Reality Check in Iraq

President Bush and his secretary of State put the best face they could on this week's missed deadline for a new constitution in Iraq.

But the failure of Iraqi negotiators to come to an agreement must have disappointed them - not just because Washington is keen to keep to the political timetable in Iraq, but because the negotiators appear to be deeply divided on issues fundamental to a democracy.

The postponed deadline of Monday, however, can serve as a reality check on an overly ambitious expectation of what was to emerge from the bargaining. Indeed, the administration is lowering its expectations regarding the near-term achievement of key goals in Iraq - security, economic stability, and democracy.

Ideally, a new constitution would legally anchor Iraq as a federal and secular country, sharing its oil wealth fairly among its provinces, and protecting human and civil rights for all, notably women and minorities. Yet, as of now, Shiite, Kurdish, and Sunni negotiators can unite on not one of those principles.

At this point, it would be well to remember other countries' experiences with constitutions.

First, these bedrock documents can evolve for the better over time. America's history proves that, with the Bill of Rights not ratified until four years after the signing of the Constitution in 1787, and the last amendment not ratified until 1992.

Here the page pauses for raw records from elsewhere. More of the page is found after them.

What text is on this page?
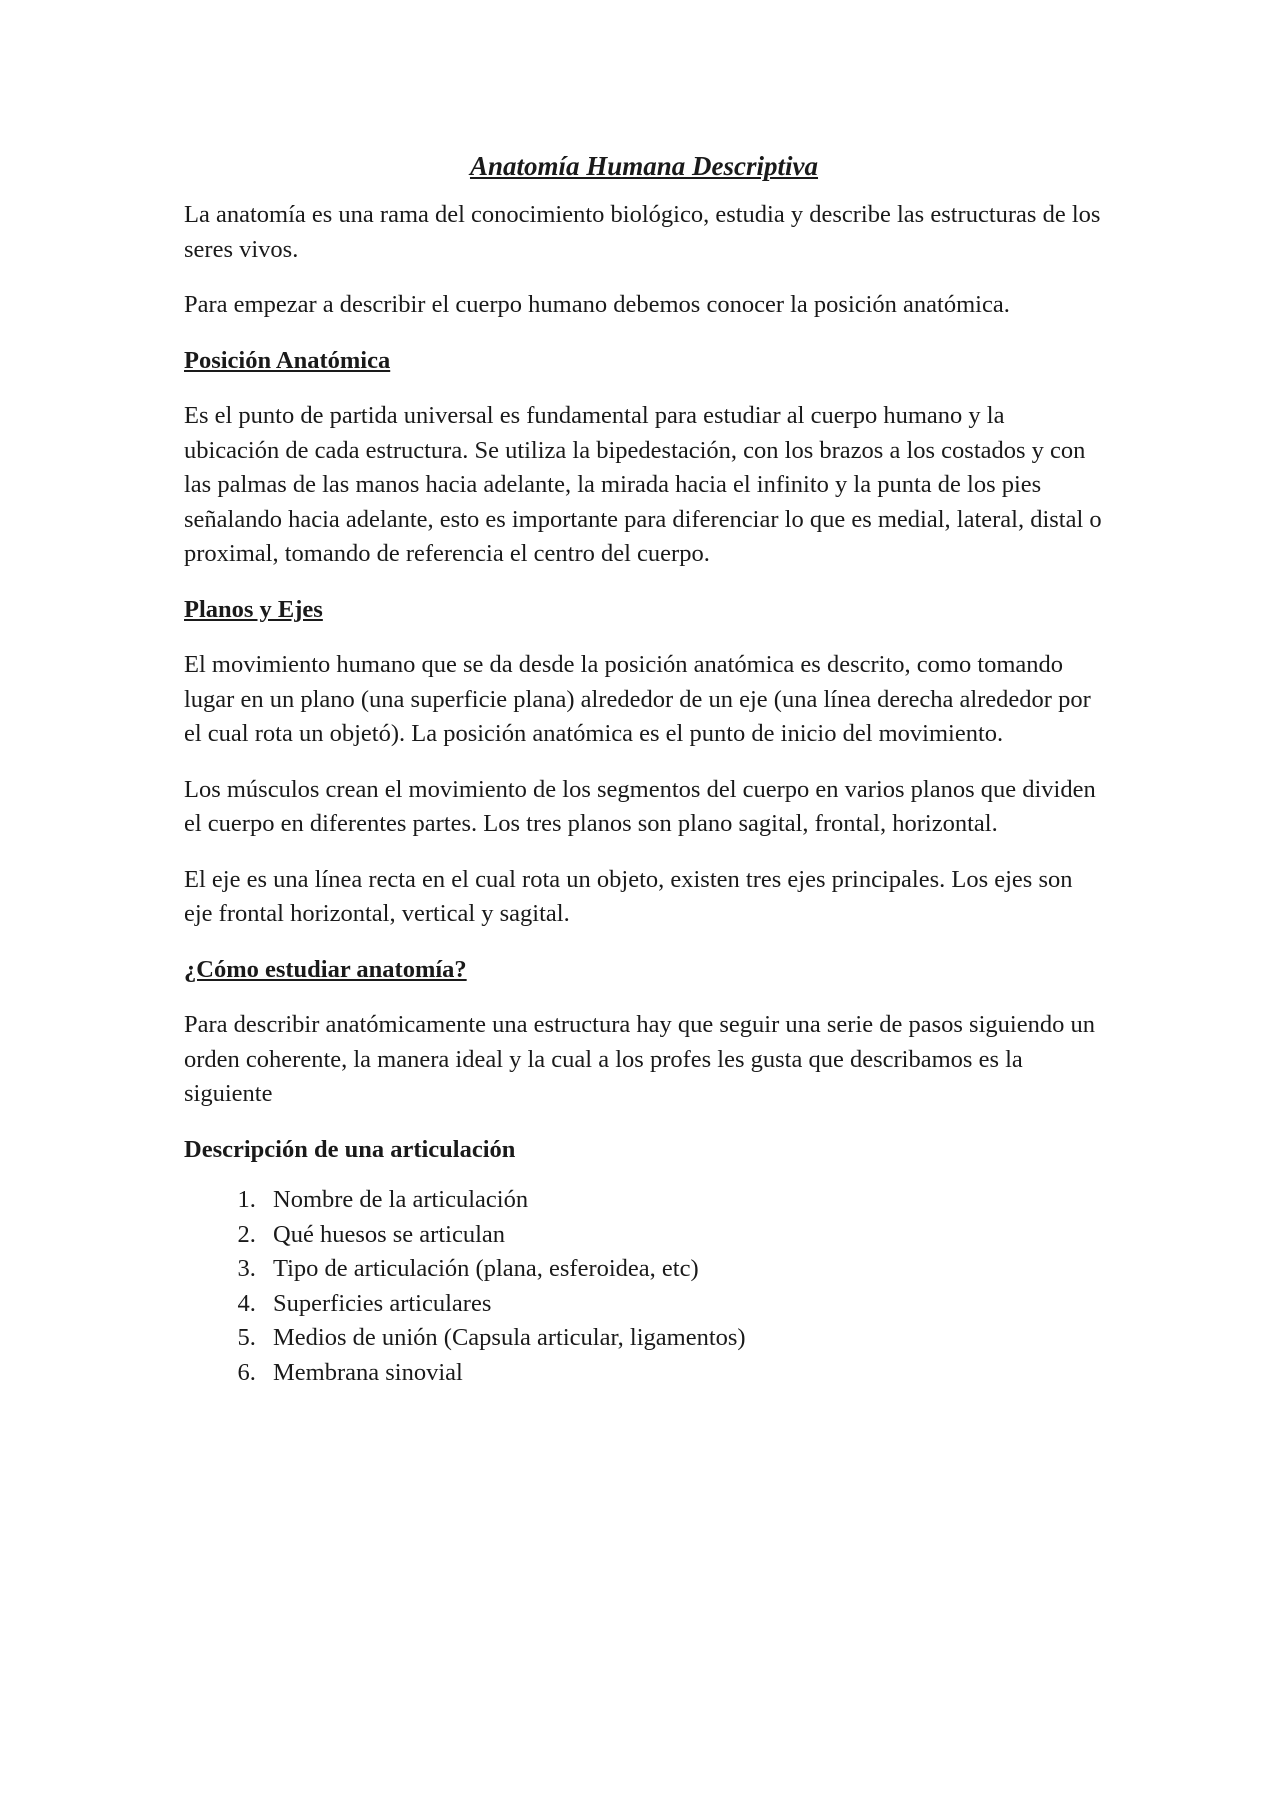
Anatomía Humana Descriptiva

La anatomía es una rama del conocimiento biológico, estudia y describe las estructuras de los seres vivos.

Para empezar a describir el cuerpo humano debemos conocer la posición anatómica.

Posición Anatómica

Es el punto de partida universal es fundamental para estudiar al cuerpo humano y la ubicación de cada estructura. Se utiliza la bipedestación, con los brazos a los costados y con las palmas de las manos hacia adelante, la mirada hacia el infinito y la punta de los pies señalando hacia adelante, esto es importante para diferenciar lo que es medial, lateral, distal o proximal, tomando de referencia el centro del cuerpo.

Planos y Ejes

El movimiento humano que se da desde la posición anatómica es descrito, como tomando lugar en un plano (una superficie plana) alrededor de un eje (una línea derecha alrededor por el cual rota un objetó). La posición anatómica es el punto de inicio del movimiento.

Los músculos crean el movimiento de los segmentos del cuerpo en varios planos que dividen el cuerpo en diferentes partes. Los tres planos son plano sagital, frontal, horizontal.

El eje es una línea recta en el cual rota un objeto, existen tres ejes principales. Los ejes son eje frontal horizontal, vertical y sagital.

¿Cómo estudiar anatomía?

Para describir anatómicamente una estructura hay que seguir una serie de pasos siguiendo un orden coherente, la manera ideal y la cual a los profes les gusta que describamos es la siguiente

Descripción de una articulación
1. Nombre de la articulación
2. Qué huesos se articulan
3. Tipo de articulación (plana, esferoidea, etc)
4. Superficies articulares
5. Medios de unión (Capsula articular, ligamentos)
6. Membrana sinovial
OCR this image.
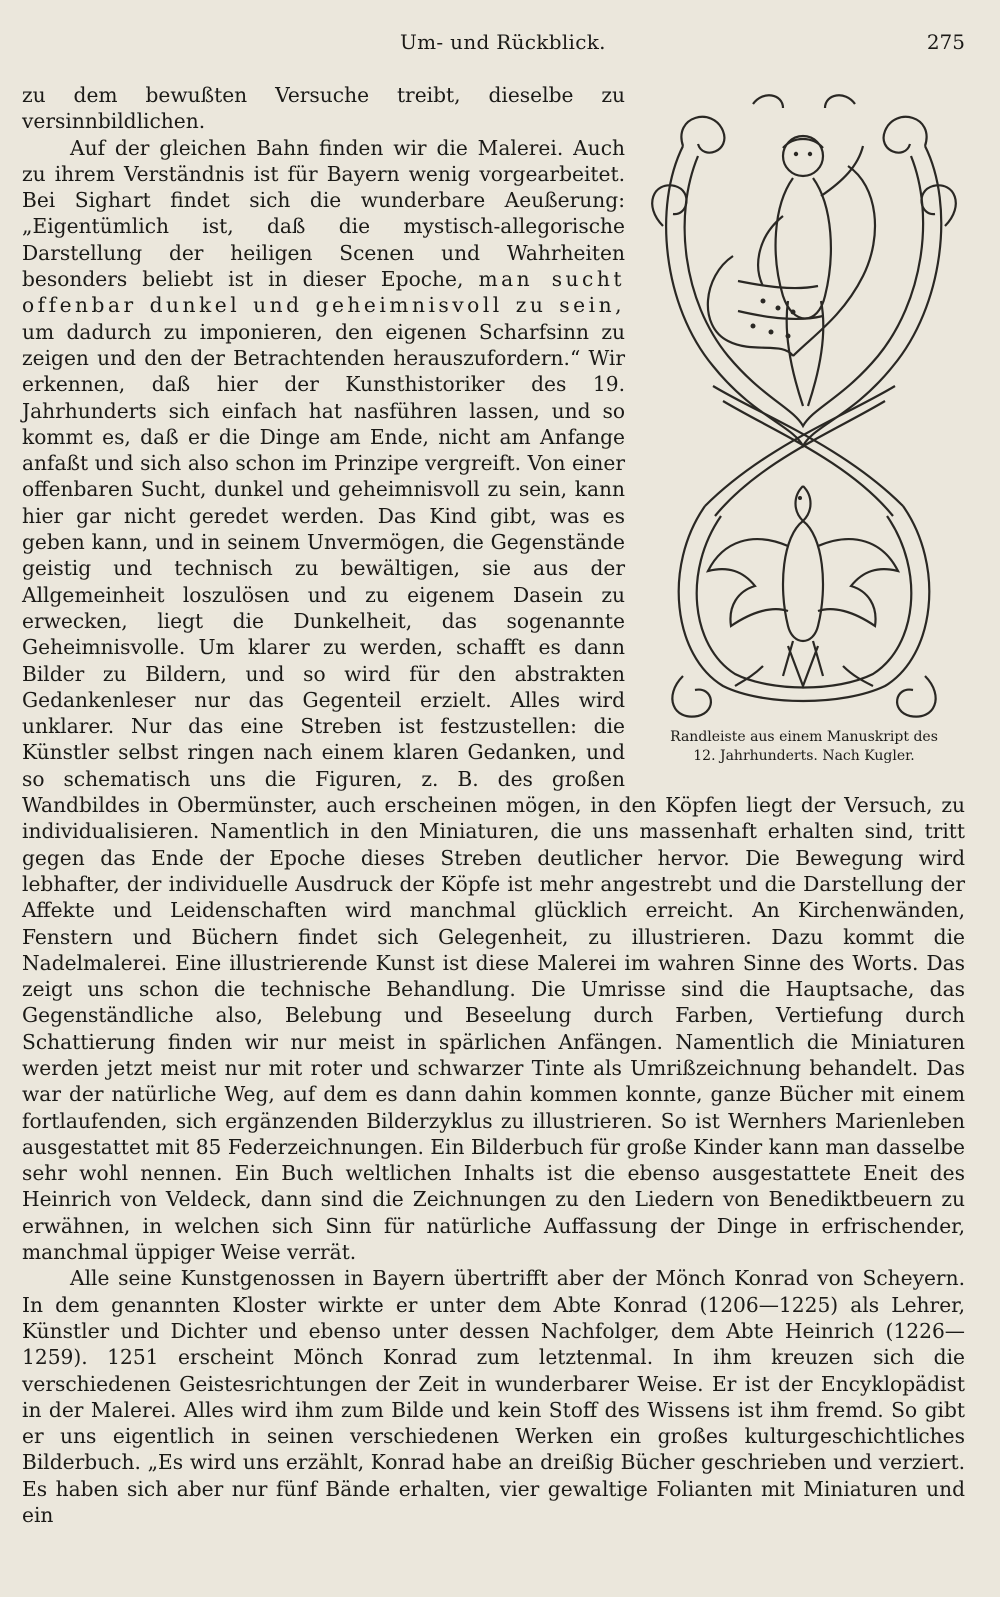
Um- und Rückblick.	275
Randleiste aus einem Manuskript des
12. Jahrhunderts. Nach Kugler.

zu dem bewußten Versuche treibt, dieselbe zu versinnbildlichen.

Auf der gleichen Bahn finden wir die Malerei. Auch zu ihrem Verständnis ist für Bayern wenig vorgearbeitet. Bei Sighart findet sich die wunderbare Aeußerung: „Eigentümlich ist, daß die mystisch-allegorische Darstellung der heiligen Scenen und Wahrheiten besonders beliebt ist in dieser Epoche, man sucht offenbar dunkel und geheimnisvoll zu sein, um dadurch zu imponieren, den eigenen Scharfsinn zu zeigen und den der Betrachtenden herauszufordern.“ Wir erkennen, daß hier der Kunsthistoriker des 19. Jahrhunderts sich einfach hat nasführen lassen, und so kommt es, daß er die Dinge am Ende, nicht am Anfange anfaßt und sich also schon im Prinzipe vergreift. Von einer offenbaren Sucht, dunkel und geheimnisvoll zu sein, kann hier gar nicht geredet werden. Das Kind gibt, was es geben kann, und in seinem Unvermögen, die Gegenstände geistig und technisch zu bewältigen, sie aus der Allgemeinheit loszulösen und zu eigenem Dasein zu erwecken, liegt die Dunkelheit, das sogenannte Geheimnisvolle. Um klarer zu werden, schafft es dann Bilder zu Bildern, und so wird für den abstrakten Gedankenleser nur das Gegenteil erzielt. Alles wird unklarer. Nur das eine Streben ist festzustellen: die Künstler selbst ringen nach einem klaren Gedanken, und so schematisch uns die Figuren, z. B. des großen Wandbildes in Obermünster, auch erscheinen mögen, in den Köpfen liegt der Versuch, zu individualisieren. Namentlich in den Miniaturen, die uns massenhaft erhalten sind, tritt gegen das Ende der Epoche dieses Streben deutlicher hervor. Die Bewegung wird lebhafter, der individuelle Ausdruck der Köpfe ist mehr angestrebt und die Darstellung der Affekte und Leidenschaften wird manchmal glücklich erreicht. An Kirchenwänden, Fenstern und Büchern findet sich Gelegenheit, zu illustrieren. Dazu kommt die Nadelmalerei. Eine illustrierende Kunst ist diese Malerei im wahren Sinne des Worts. Das zeigt uns schon die technische Behandlung. Die Umrisse sind die Hauptsache, das Gegenständliche also, Belebung und Beseelung durch Farben, Vertiefung durch Schattierung finden wir nur meist in spärlichen Anfängen. Namentlich die Miniaturen werden jetzt meist nur mit roter und schwarzer Tinte als Umrißzeichnung behandelt. Das war der natürliche Weg, auf dem es dann dahin kommen konnte, ganze Bücher mit einem fortlaufenden, sich ergänzenden Bilderzyklus zu illustrieren. So ist Wernhers Marienleben ausgestattet mit 85 Federzeichnungen. Ein Bilderbuch für große Kinder kann man dasselbe sehr wohl nennen. Ein Buch weltlichen Inhalts ist die ebenso ausgestattete Eneit des Heinrich von Veldeck, dann sind die Zeichnungen zu den Liedern von Benediktbeuern zu erwähnen, in welchen sich Sinn für natürliche Auffassung der Dinge in erfrischender, manchmal üppiger Weise verrät.

Alle seine Kunstgenossen in Bayern übertrifft aber der Mönch Konrad von Scheyern. In dem genannten Kloster wirkte er unter dem Abte Konrad (1206—1225) als Lehrer, Künstler und Dichter und ebenso unter dessen Nachfolger, dem Abte Heinrich (1226—1259). 1251 erscheint Mönch Konrad zum letztenmal. In ihm kreuzen sich die verschiedenen Geistesrichtungen der Zeit in wunderbarer Weise. Er ist der Encyklopädist in der Malerei. Alles wird ihm zum Bilde und kein Stoff des Wissens ist ihm fremd. So gibt er uns eigentlich in seinen verschiedenen Werken ein großes kulturgeschichtliches Bilderbuch. „Es wird uns erzählt, Konrad habe an dreißig Bücher geschrieben und verziert. Es haben sich aber nur fünf Bände erhalten, vier gewaltige Folianten mit Miniaturen und ein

These documents can also be open to wide interpretation, and in some countries, simply ignored. That's not to endorse shoving them aside (the Iraqis saw plenty of that under Saddam Hussein), but to point out that constitutions in practice can differ greatly from what's on paper. The new Afghan Constitution, for instance, says "no law can be contrary to Islam," but President Hamid Karzai stresses secular governance.

And let's imagine that negotiators punt the toughest issues into the future, as many fear. Well, that's exactly what the Founding Fathers did with slavery.

That was not a proud moment in American history, and the US paid for it with continued brutality and injustice, as well as a horrific civil war. But the political reality was that differences on that particular issue simply could not be bridged at that time.

Let's hope that the threat of civil war in Iraq and other potential consequences of the failure of negotiators can force them to find common ground - and at an elevation as close to democratic principles as possible.

But a foundational document can't get ahead of the public. Democratic countries saw that when the French rejected the new European Union constitution this year. Forging consensus on national values takes time, whether in Europe, the US, or Iraq.